Consumers who prefer quality, not to mention protecting the environment, favour natural indigo—ideally made organically and traditionally.
India is thought to be the originator of the dye, but the ancient peoples of Central and South America also historically made it. A 6,000-year-old indigo fabric was discovered in Peru just a few years ago. The Maya people of Central America and Southern Mexico considered indigo sacred and used it only for ceramics and ceremonial clothing. When the Spanish arrived in what is now El Salvador in 1521, they were shocked at the dark richness of Mayan indigo, as the product supplied to Europe from India beginning in the Greco-Roman era was much paler in colour. Due to their production methods and the high indigotin content of the local indigo plant, Mayan indigo became so valuable the Spanish called it azul oro (blue gold) and used it as currency and a high-value trading commodity.
El Salvador’s civil war, from 1980 to 1992, almost resulted in the complete loss of the ancient methods of making indigo here. But thanks to one 72-year-old woman named Rhina de Rehmann, the country’s natural indigo production is being resurrected. The world now has two sources of handmade organic indigo: a farm in India, and this farm in Eastern El Salvador run by de Rehmann.
The sprawling operation, called Hacienda Los Nacimientos, is located outside Suchitoto, a pretty cobblestoned town with colonial architecture. It’s near Lago Suchitlán, a prime bird-watching spot, and about an hour-and-a-half drive from El Salvador’s capital, San Salvador.
In addition to growing and processing indigo by hand, de Rehmann’s farm has over a dozen organic crops, including cashew trees (she exports the fair-trade nuts to France), turmeric, hibiscus, neem, and moringa (known as the miracle tree for its health benefits and curative properties). Travellers to El Salvador can visit Hacienda Los Nacimientos to see how indigo is hand-processed from plant to pigment. Stalks of the seemingly plain green shrub are soaked in water before the liquid is dramatically stirred to turn it from yellow to cobalt. Once the sediment falls out of the solution, it’s heated through a secret process that de Rehmann developed; this procedure, combined with her organic plants, results in her superior product.

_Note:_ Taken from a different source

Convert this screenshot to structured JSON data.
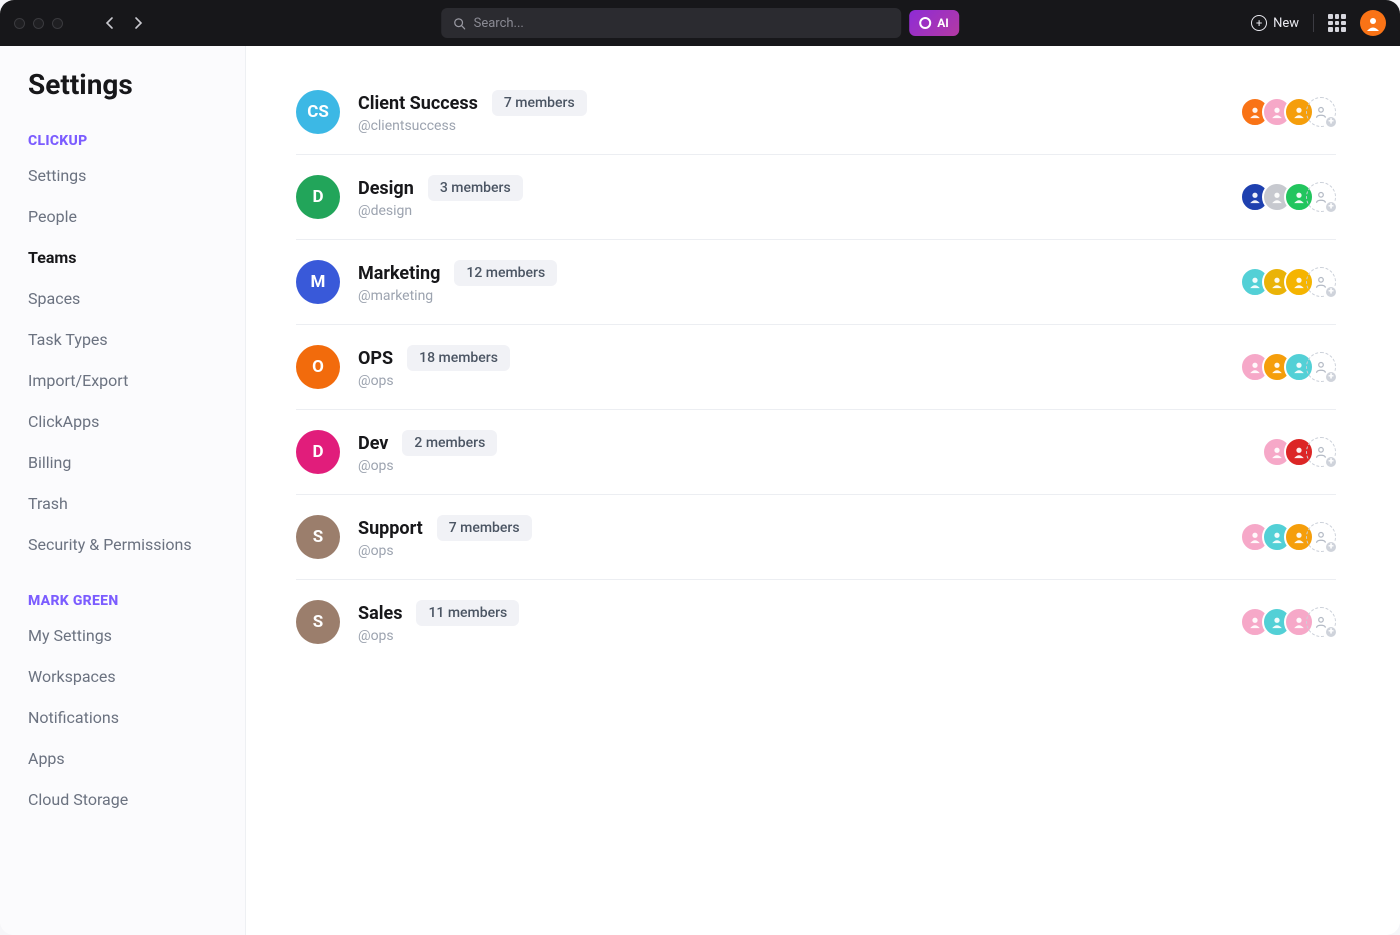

After enjoying a snack of El Salvador’s national dish, pupusas, and a cup of the country’s excellent coffee, visitors to Hacienda Los Nacimientos can also design and dye their own scarves. The workshop is held in a small clearing, and sample scarves and tapestries are strung up between trees to provide design inspiration. Attendees can choose tools like marbles, elastic, string, wooden blocks, and even pupusa trays to create their desired patterns on the cotton scarves. Staff are on hand to provide guidance and to help ensure designs come out as intended.
Donning rubber gloves and an apron, participants dip their tied-up creations several times into pails of the deep-blue pigment; essential to bringing out indigo’s sapphire colour is exposing the fabric to air between soaks. Rinsed with water and receiving a final dip in vinegar (made from the farm’s cashew flowers) to set the dye, the scarves are then unfurled and the patterns revealed. Once dry, they’re ready to take home.
Most Hacienda Los Nacimientos visitors stay in Suchitoto; the town’s best hotel is Los Almendros de San Lorenzo, a 200-year-old colonial mansion with gardens and a pool. In addition to snacking on street foods and watching elderly ladies hand-roll cigars, indigo aficionados will want to stop into Irma Guadrón’s art gallery and workshop, Arte Añil Gallery.
Across from Suchitoto’s stunning Santa Lucia church, Arte Añil features indigo clothing and fabrics that Guadrón designed herself. Art lovers will want to invest in one of her exquisitely-dyed coconut or eucalyptus tapestries; the precise lines and dark blues of her masterpieces show off this highly-desired pigment to its best effect. It will be hard to look at blue fabric the same way again.